Rather than endorsing a per se approach, we agree with the trial judge in this case that that sequencing of the waiver hearing and the suppression hearing should be treated as a discretionary, highly contextual decision. Without exhausting all of the possibilities here, there are some situations in which it makes practical sense to conduct the suppression hearing first, and others in which the waiver hearing should have primacy.
For example, in some instances, as here, there are one or more alleged co-perpetrators who are either adults or juveniles who have already been waived to the Criminal Part, and who have suppression motions involving the same subject matters pending in that court. The pendency of such parallel motions in the Criminal Part is a factor, albeit not necessarily a dispositive one, in going forward with the waiver motion and finding whether the juvenile in question will also end up within the Criminal Part's jurisdiction. If waiver is granted, then the suppression hearing ideally can be conducted by one judge in one common proceeding, thereby avoiding duplicative suppression rulings and possible inconsistent outcomes.

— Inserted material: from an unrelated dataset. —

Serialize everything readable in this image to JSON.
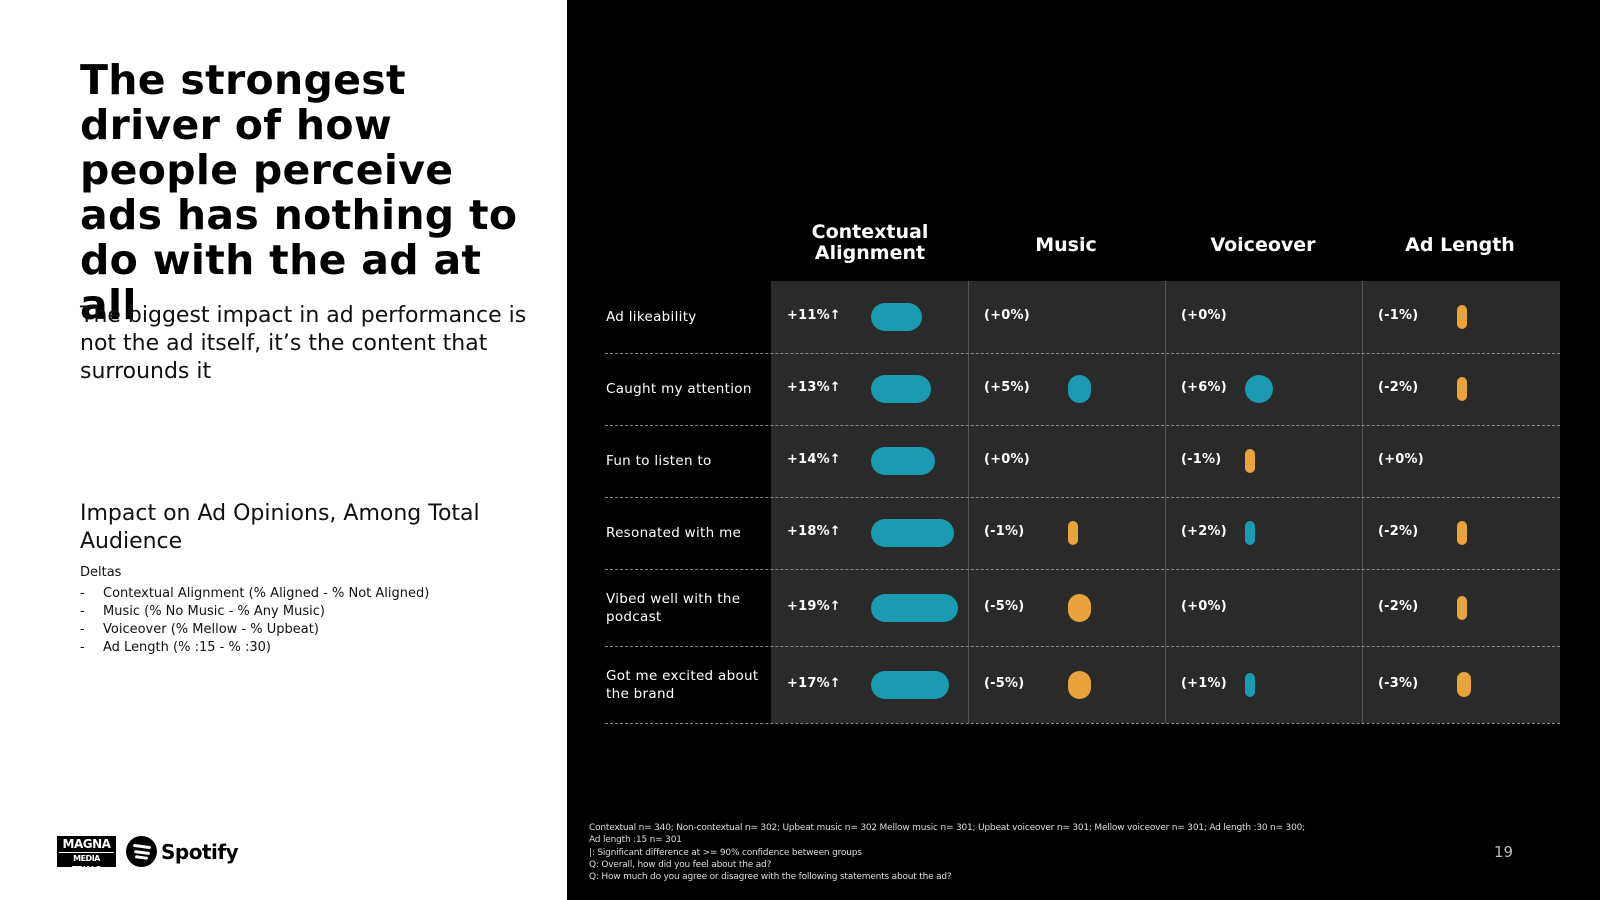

Another practical factor to be weighed may be the anticipated time frames to prepare for and complete the respective waiver and suppression hearings. In some waiver contexts, the hearing may be substantially delayed because of the logistics of obtaining expert reports about the juvenile's behavioral health and suitability for waiver under the statutory factors, arranging fact witnesses, and other preparatory tasks. By comparison, it may be easier for a suppression hearing involving, say, a single police witness to be completed in the meantime.
Conversely, there may be instances in which a suppression hearing (grounded on, for instance, a warrantless search, custodial interrogation, or eyewitness identification) involving multiple witnesses,
video and audio recordings, and exhibits, cannot be done promptly, and where the waiver hearing can be finished much sooner. Other practical difficulties may arise if a key witness for either hearing is ill or otherwise temporarily unavailable. The trial court should have flexibility in dealing with such situations.

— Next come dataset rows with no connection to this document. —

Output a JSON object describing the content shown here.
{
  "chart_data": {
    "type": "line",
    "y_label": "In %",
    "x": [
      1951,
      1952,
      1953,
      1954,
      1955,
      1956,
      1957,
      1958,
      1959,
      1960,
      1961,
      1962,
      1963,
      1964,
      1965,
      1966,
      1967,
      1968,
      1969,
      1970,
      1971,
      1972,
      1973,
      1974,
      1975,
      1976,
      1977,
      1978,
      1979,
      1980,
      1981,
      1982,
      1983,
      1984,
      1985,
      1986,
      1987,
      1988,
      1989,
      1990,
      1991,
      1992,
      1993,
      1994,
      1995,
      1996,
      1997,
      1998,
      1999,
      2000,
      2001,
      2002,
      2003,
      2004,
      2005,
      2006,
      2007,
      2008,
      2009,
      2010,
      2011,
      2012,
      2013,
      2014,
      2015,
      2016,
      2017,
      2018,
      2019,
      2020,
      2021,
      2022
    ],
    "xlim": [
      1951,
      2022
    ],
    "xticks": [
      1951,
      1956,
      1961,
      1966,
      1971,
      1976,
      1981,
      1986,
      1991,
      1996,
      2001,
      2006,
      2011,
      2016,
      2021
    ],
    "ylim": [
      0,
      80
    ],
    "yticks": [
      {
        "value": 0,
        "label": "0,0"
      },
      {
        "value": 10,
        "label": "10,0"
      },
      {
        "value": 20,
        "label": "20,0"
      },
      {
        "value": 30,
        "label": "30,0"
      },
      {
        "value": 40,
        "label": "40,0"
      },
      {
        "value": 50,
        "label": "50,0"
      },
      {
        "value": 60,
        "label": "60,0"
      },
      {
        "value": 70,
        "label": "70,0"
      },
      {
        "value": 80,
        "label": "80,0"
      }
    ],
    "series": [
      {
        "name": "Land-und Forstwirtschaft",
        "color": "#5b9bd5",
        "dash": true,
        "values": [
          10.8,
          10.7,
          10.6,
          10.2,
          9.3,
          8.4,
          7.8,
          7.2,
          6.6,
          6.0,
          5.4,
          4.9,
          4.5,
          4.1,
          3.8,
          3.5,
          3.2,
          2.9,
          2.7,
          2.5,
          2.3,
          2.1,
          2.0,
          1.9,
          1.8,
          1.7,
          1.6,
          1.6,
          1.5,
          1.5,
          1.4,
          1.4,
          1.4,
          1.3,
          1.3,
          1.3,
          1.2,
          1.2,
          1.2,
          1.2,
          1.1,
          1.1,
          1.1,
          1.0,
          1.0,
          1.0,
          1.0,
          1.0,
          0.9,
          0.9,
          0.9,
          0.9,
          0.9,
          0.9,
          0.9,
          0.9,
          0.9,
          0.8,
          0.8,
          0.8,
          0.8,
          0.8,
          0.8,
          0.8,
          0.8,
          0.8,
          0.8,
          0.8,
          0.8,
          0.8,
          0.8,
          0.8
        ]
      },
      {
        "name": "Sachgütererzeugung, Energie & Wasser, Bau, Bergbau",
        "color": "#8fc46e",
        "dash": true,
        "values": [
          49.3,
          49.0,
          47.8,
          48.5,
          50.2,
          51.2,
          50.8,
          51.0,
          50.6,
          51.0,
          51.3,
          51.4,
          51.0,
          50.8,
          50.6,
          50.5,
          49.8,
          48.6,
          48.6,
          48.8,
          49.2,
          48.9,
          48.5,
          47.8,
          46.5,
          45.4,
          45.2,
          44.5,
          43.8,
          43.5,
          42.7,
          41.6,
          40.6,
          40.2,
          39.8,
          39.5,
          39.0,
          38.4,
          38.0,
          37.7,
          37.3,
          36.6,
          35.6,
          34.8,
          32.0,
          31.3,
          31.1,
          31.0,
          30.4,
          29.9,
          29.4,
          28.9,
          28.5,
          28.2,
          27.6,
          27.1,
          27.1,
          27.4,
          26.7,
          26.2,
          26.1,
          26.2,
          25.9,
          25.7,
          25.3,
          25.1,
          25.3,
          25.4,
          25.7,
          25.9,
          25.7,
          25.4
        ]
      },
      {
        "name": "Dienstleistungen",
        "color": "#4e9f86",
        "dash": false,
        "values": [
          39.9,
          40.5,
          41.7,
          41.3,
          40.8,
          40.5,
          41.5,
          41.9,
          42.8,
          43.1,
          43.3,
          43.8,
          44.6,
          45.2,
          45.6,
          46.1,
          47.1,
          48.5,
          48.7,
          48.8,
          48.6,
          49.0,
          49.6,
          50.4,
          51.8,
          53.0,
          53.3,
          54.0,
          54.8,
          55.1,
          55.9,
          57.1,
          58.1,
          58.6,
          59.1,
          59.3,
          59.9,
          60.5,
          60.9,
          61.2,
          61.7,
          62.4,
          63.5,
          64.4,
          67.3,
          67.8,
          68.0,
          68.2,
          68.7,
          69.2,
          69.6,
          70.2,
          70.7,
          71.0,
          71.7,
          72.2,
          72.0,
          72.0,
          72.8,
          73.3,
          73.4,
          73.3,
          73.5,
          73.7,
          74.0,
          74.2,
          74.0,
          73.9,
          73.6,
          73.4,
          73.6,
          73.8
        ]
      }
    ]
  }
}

In the absence of a Court Rule, we conclude the trial court is in the best position to weigh these practical considerations and determine in its discretion which hearing to conduct first. For making that discretionary decision, we advise trial judges to apply a general preference toward conducting the suppression hearing first, in light of the policy concerns associated with the powerful impact of waivers upon minors. If the State loses the suppression motion with respect to critical evidence of a waivable offense, it may wish to reconsider going forward with the waiver motion. On the other hand, if the defense loses the suppression motion, that may affect its own litigation posture significantly. That said, we believe it prudent to allow Family Part judges the ability to chart the preferable course of action in a given case.

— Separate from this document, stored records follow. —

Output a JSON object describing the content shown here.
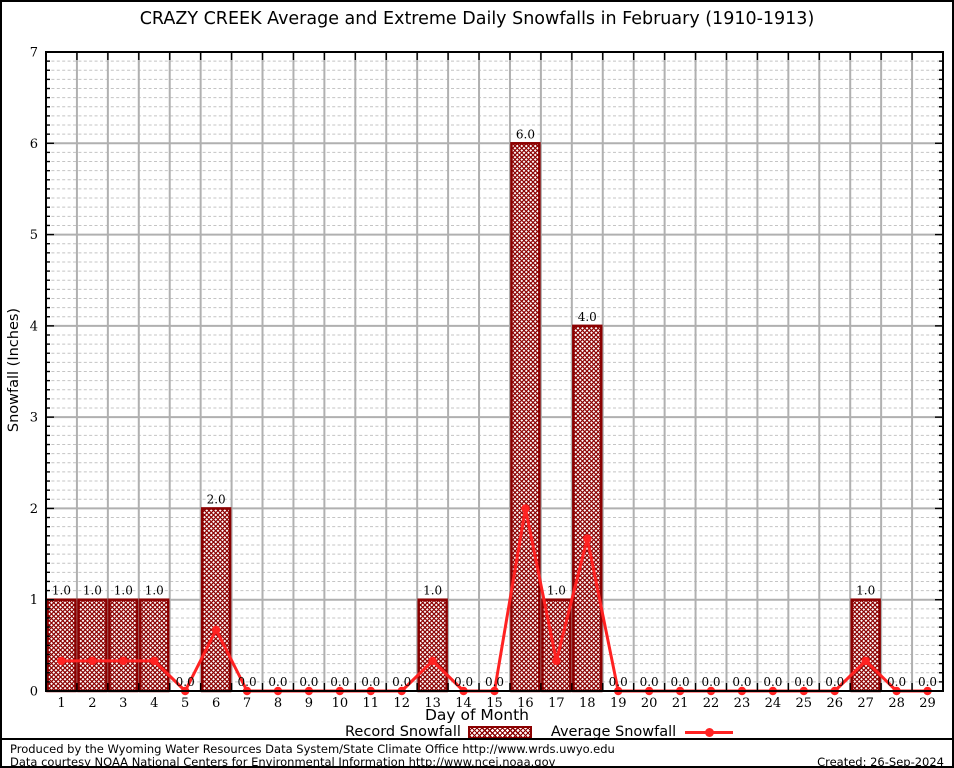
{
  "title": "CRAZY CREEK Average and Extreme Daily Snowfalls in February (1910-1913)",
  "chart_data": {
    "type": "bar",
    "subtype": "bar-with-line-overlay",
    "title": "CRAZY CREEK Average and Extreme Daily Snowfalls in February (1910-1913)",
    "xlabel": "Day of Month",
    "ylabel": "Snowfall (Inches)",
    "ylim": [
      0,
      7
    ],
    "y_major_step": 1,
    "y_minor_step": 0.1,
    "grid": "major solid gray, minor dashed; vertical lines at day boundaries",
    "legend_position": "bottom",
    "x": [
      1,
      2,
      3,
      4,
      5,
      6,
      7,
      8,
      9,
      10,
      11,
      12,
      13,
      14,
      15,
      16,
      17,
      18,
      19,
      20,
      21,
      22,
      23,
      24,
      25,
      26,
      27,
      28,
      29
    ],
    "series": [
      {
        "name": "Record Snowfall",
        "type": "bar",
        "values": [
          1.0,
          1.0,
          1.0,
          1.0,
          0.0,
          2.0,
          0.0,
          0.0,
          0.0,
          0.0,
          0.0,
          0.0,
          1.0,
          0.0,
          0.0,
          6.0,
          1.0,
          4.0,
          0.0,
          0.0,
          0.0,
          0.0,
          0.0,
          0.0,
          0.0,
          0.0,
          1.0,
          0.0,
          0.0
        ],
        "value_labels_shown": true
      },
      {
        "name": "Average Snowfall",
        "type": "line",
        "values": [
          0.33,
          0.33,
          0.33,
          0.33,
          0,
          0.67,
          0,
          0,
          0,
          0,
          0,
          0,
          0.33,
          0,
          0,
          2.0,
          0.33,
          1.67,
          0,
          0,
          0,
          0,
          0,
          0,
          0,
          0,
          0.33,
          0,
          0
        ]
      }
    ]
  },
  "legend": {
    "record_label": "Record Snowfall",
    "average_label": "Average Snowfall"
  },
  "footer": {
    "line1": "Produced by the Wyoming Water Resources Data System/State Climate Office http://www.wrds.uwyo.edu",
    "line2": "Data courtesy NOAA National Centers for Environmental Information http://www.ncei.noaa.gov",
    "created": "Created: 26-Sep-2024"
  },
  "colors": {
    "bar_edge": "#8b0000",
    "bar_hatch": "#8b0000",
    "line": "#ff2222",
    "grid_major": "#b0b0b0",
    "grid_minor": "#c4c4c4",
    "axis": "#000000",
    "text": "#000000"
  }
}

Applying these deferential principles here, we affirm the Family Part judge's decision to hold the waiver hearing in this case first. The judge did not misapply his discretion in adopting that approach after reflecting upon the matter more deeply on reconsideration. The general preference we have set forth to prioritize the suppression motion is outweighed in this case by the adult alleged co-perpetrator's companion motion to suppress the fruits of the same warrantless police search and seizure. Moreover, no special logistical circumstances have been identified to us that make the judge's chosen sequence manifestly impractical or unfair.
We therefore affirm the trial judge's ruling and remand for further proceedings in accordance with this opinion. We do so, of course, without foreclosing a different approach being developed in the future by a Court Committee of stakeholders and the adoption of a Court Rule prescribing the procedures and standards.
Affirmed. We do not retain jurisdiction.